Material und Technik:

R. Rauber-Singleton malt in Acryl auf Leinwand. Punktuell integriert sie Collage-Elemente in das Bildgeschehen, ritzt Muster und ausdrucksstarke Linien oder schreibt in die noch nasse Malschicht. Den Gemälden der Künstlerin liegen Fotografien als Inspirationsquelle zugrunde, die sie einzeln oder in kompositorisch und inhaltlich aufeinander Bezug nehmende Gruppen zusammenfasst.

 

Bildsprache und künstlerische Aussage:

Die Gemälde von R. Rauber-Singleton sind in die drei Werkgruppen Here and There, Portraits und Around the Water eingeteilt. Die Here and There-Serie umfasst Stadtansichten, Jahrmärkte und Verbildlichungen (zwischen-)menschlicher Gefühle. Sie erforscht Auffassungen von Heimat und Identität, thematisiert die sich wandelnde Einstellung der Künstlerin gegenüber den Orten in den USA, an denen sie gelebt hat, oder gegenüber Zürich, in dessen Nähe sie heute wohnt. Wie in einem Tagebuch finden sich zuweilen Andenken an die dargestellten Orte, wie Eintrittskarten und Bahntickets, aber auch eigene oder zitierte Texte, die einer lebhafteren Wahrnehmung der dargestellten Szenen dienen. R. Rauber-Singleton integriert in der Collage-Technik auch Briefe ihres Grossvaters, die er einst vom jeweiligen Arbeitsort in der Fremde zurück nach Hause an seine Familie schickte. Mittels dieser Briefe gewinnen die Themen ‘Heimat’ und ‘Heimweh’ an historischer Signifikanz, beleuchten sie doch Trennungsschmerz und Sehnsucht nach Geborgenheit. Mit jedem Bild findet eine neue Identifikation mit der seelischen und geografischen Befindlichkeit und Zugehörigkeit statt.

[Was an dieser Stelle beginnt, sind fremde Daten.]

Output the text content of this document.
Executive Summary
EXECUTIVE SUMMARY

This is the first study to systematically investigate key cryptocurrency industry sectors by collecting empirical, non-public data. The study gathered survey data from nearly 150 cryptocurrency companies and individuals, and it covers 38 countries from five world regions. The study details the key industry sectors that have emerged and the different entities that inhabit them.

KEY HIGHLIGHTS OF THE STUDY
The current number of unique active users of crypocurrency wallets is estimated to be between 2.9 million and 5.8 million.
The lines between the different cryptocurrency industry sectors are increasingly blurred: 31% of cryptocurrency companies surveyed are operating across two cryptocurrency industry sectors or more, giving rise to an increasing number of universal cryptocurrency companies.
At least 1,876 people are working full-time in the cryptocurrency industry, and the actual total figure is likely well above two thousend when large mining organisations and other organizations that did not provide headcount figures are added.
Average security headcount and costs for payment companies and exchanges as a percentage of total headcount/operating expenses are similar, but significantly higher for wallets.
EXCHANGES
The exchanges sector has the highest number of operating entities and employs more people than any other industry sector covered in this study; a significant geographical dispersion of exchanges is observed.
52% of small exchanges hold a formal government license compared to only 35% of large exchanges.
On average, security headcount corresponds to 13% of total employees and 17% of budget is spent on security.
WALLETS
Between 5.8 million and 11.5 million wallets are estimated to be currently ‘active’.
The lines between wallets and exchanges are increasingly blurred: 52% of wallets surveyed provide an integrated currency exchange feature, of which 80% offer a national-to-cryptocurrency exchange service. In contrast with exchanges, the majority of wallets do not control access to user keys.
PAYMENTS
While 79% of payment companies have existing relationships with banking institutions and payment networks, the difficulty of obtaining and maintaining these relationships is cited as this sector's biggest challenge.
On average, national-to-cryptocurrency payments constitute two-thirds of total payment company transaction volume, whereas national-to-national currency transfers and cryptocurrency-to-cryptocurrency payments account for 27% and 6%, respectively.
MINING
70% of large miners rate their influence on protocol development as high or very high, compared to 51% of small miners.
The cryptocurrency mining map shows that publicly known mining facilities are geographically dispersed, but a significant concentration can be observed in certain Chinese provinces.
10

                              Wo in den Stadtbildern oft eingrenzende Horizontalen und Vertikalen und ein kubistisches, teils stark abstrahiertes Formenvokabular die Komposition bestimmen, da definieren sich die Gemälde der Werkserien Portraits und Around the Water durch eine belebte, fliessende Pinselführung.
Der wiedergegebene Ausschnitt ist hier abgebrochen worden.